Mais uma vez, temos a revelação de um gabinete paralelo no governo Bolsonaro, que se trata de um grupo de gente que mistura pauta conservadora com práticas paroquiais como retribuições sob a forma de propina, e excrescências como o orçamento paralelo, outra caixa-preta que mereceria uma inspeção à altura. Além disso, um sistema político recheado por esquemas de rachadinhas de um hábito encruado nas instâncias legislativas da Câmara Federal, Senado, Assembleias Legislativas e as diversas Câmaras de Vereadores espalhadas pelo Brasil.
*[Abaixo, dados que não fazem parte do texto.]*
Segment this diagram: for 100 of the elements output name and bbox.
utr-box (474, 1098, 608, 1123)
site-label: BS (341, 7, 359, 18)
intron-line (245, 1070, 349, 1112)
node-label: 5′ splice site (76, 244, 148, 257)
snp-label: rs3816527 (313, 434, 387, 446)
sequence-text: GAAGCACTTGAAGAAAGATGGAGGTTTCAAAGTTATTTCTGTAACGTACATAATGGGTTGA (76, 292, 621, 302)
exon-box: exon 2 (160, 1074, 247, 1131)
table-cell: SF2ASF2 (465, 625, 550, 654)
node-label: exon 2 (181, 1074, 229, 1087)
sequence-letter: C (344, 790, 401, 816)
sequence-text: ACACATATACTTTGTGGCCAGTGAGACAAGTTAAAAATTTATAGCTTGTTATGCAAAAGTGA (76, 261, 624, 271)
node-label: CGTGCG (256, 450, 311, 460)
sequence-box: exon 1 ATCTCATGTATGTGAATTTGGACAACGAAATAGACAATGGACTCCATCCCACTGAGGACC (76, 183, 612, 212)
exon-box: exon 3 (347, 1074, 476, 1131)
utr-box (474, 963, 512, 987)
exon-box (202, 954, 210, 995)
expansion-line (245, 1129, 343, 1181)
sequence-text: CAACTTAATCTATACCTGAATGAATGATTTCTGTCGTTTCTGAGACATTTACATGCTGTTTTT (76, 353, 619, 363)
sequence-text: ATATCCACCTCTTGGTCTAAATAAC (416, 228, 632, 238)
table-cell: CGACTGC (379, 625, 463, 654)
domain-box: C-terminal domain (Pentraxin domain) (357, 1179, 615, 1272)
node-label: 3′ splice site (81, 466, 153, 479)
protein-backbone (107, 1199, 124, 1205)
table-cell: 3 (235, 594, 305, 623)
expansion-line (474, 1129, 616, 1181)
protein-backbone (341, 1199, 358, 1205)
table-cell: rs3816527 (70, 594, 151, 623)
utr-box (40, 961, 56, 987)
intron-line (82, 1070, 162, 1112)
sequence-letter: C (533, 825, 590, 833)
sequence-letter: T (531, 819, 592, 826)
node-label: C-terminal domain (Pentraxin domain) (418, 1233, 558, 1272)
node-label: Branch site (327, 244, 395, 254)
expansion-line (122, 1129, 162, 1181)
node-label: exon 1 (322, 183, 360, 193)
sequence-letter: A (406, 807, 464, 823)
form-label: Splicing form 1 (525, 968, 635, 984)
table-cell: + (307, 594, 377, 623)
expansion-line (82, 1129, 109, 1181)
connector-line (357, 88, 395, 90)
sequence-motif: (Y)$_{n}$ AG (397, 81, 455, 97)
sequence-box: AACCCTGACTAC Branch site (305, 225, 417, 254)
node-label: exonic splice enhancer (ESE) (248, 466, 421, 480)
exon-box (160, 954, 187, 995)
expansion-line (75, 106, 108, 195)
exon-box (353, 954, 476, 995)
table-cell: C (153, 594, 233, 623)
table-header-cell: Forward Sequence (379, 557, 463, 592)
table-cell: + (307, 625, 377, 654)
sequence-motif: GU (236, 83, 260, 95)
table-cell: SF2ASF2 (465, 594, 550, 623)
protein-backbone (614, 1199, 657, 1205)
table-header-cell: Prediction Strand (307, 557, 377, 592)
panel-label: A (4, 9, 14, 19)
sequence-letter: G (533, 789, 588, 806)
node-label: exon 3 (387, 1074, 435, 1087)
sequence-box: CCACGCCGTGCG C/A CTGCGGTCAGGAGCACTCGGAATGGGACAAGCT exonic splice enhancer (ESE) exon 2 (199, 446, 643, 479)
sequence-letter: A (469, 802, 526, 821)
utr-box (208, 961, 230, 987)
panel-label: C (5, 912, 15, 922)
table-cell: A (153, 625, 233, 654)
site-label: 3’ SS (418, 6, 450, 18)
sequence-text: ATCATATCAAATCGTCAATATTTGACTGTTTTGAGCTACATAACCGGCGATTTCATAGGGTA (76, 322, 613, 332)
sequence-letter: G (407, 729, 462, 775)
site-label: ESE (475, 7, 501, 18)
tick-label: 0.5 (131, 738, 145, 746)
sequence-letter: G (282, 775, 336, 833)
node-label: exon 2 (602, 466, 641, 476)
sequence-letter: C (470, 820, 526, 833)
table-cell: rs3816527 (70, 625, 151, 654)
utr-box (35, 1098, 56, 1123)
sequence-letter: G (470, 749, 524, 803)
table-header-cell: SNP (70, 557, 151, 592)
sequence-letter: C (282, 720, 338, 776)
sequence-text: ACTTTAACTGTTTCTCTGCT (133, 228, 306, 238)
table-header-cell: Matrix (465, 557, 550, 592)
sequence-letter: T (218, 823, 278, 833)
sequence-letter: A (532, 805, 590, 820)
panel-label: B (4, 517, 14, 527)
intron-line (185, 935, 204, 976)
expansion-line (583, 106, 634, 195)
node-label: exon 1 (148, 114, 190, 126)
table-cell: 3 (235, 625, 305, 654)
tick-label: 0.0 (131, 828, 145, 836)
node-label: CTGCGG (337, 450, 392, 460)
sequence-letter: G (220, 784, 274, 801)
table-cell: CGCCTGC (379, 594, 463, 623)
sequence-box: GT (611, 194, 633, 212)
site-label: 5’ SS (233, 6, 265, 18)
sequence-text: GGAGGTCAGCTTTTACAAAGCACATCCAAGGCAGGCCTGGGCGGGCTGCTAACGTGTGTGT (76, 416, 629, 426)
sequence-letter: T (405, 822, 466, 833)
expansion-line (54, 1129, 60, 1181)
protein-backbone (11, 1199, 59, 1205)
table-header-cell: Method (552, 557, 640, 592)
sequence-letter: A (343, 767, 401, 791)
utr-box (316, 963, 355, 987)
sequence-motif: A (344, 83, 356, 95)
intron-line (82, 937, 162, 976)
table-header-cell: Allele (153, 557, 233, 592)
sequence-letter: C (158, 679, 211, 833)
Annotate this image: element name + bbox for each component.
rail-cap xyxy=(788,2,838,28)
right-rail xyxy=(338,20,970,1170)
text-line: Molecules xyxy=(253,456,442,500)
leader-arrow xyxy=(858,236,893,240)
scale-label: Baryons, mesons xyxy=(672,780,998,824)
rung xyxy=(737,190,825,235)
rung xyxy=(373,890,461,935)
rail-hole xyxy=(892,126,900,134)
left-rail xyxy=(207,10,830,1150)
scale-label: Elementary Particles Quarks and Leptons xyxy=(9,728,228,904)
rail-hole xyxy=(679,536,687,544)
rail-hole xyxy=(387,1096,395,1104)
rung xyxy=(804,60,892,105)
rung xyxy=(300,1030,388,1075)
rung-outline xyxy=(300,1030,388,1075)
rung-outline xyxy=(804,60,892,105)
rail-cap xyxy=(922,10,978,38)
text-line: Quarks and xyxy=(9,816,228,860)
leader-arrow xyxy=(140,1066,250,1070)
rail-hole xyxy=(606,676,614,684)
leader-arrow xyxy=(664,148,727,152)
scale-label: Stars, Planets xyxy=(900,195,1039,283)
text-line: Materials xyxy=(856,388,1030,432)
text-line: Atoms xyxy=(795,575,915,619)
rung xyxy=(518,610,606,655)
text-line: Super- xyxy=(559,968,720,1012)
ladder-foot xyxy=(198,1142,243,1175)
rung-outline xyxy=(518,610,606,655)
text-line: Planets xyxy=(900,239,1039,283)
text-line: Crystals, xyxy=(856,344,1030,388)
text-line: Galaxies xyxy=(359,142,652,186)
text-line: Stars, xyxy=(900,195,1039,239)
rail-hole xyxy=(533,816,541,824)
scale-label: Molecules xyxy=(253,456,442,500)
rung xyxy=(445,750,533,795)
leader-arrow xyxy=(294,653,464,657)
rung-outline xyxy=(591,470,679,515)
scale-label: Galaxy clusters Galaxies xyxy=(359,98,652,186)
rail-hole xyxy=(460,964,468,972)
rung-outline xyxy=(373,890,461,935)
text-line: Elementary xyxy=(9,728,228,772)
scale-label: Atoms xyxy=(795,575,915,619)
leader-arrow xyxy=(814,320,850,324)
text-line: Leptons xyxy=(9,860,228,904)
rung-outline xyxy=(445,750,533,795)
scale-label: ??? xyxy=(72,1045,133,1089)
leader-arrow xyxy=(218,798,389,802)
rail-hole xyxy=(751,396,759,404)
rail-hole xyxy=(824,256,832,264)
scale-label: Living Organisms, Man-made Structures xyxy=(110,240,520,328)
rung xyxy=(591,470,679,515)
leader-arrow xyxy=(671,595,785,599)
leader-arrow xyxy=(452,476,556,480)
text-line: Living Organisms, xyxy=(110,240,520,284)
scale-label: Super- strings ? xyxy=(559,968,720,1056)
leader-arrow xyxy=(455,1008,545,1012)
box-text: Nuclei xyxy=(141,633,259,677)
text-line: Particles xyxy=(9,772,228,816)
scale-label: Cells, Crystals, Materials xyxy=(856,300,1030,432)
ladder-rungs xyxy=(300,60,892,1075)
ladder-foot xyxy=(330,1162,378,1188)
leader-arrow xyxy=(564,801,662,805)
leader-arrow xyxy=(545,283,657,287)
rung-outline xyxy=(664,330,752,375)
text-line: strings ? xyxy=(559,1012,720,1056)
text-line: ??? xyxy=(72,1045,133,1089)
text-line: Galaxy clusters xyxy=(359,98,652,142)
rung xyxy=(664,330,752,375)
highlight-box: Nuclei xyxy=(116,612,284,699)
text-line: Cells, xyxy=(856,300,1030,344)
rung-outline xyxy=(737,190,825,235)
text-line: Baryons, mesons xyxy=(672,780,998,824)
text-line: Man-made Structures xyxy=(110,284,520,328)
Se trata de um diagnóstico distópico de um governo que nos brindou com uma política de saúde pública negacionista como forma ideal de lidar com uma pandemia mundial. Em que pudemos testemunhar um movimento de rebanho ou de seita em torno de verdades milagrosas e nunca científicas, como trocar as vacinas por uma cloroquina sistematicamente ridicularizada por estudos científicos, nunca referendada pela The Lancet, e objeto de um culto mistificador de uma patetice medieval nas terras tupiniquins.
O próximo passo agora é começar a fazer com que o sistema jurídico acione inspeções diversas sobre a gestão de ministérios à medida que suspeitas e escândalos deem esta oportunidade, como agora no MEC. Portanto, este escândalo poderá não ter sido o último bastião a ter esta devassa como necessária. Lembrando que a repetição do fenômeno gabinete paralelo neste governo não é uma coincidência infeliz, mas uma prática cotidiana da gestão ministerial, vide a fala desabrida com que nos brindou o hipócrita ex-ministro Milton Ribeiro, o falso beato.
Gustavo Bastos, filósofo e escritor.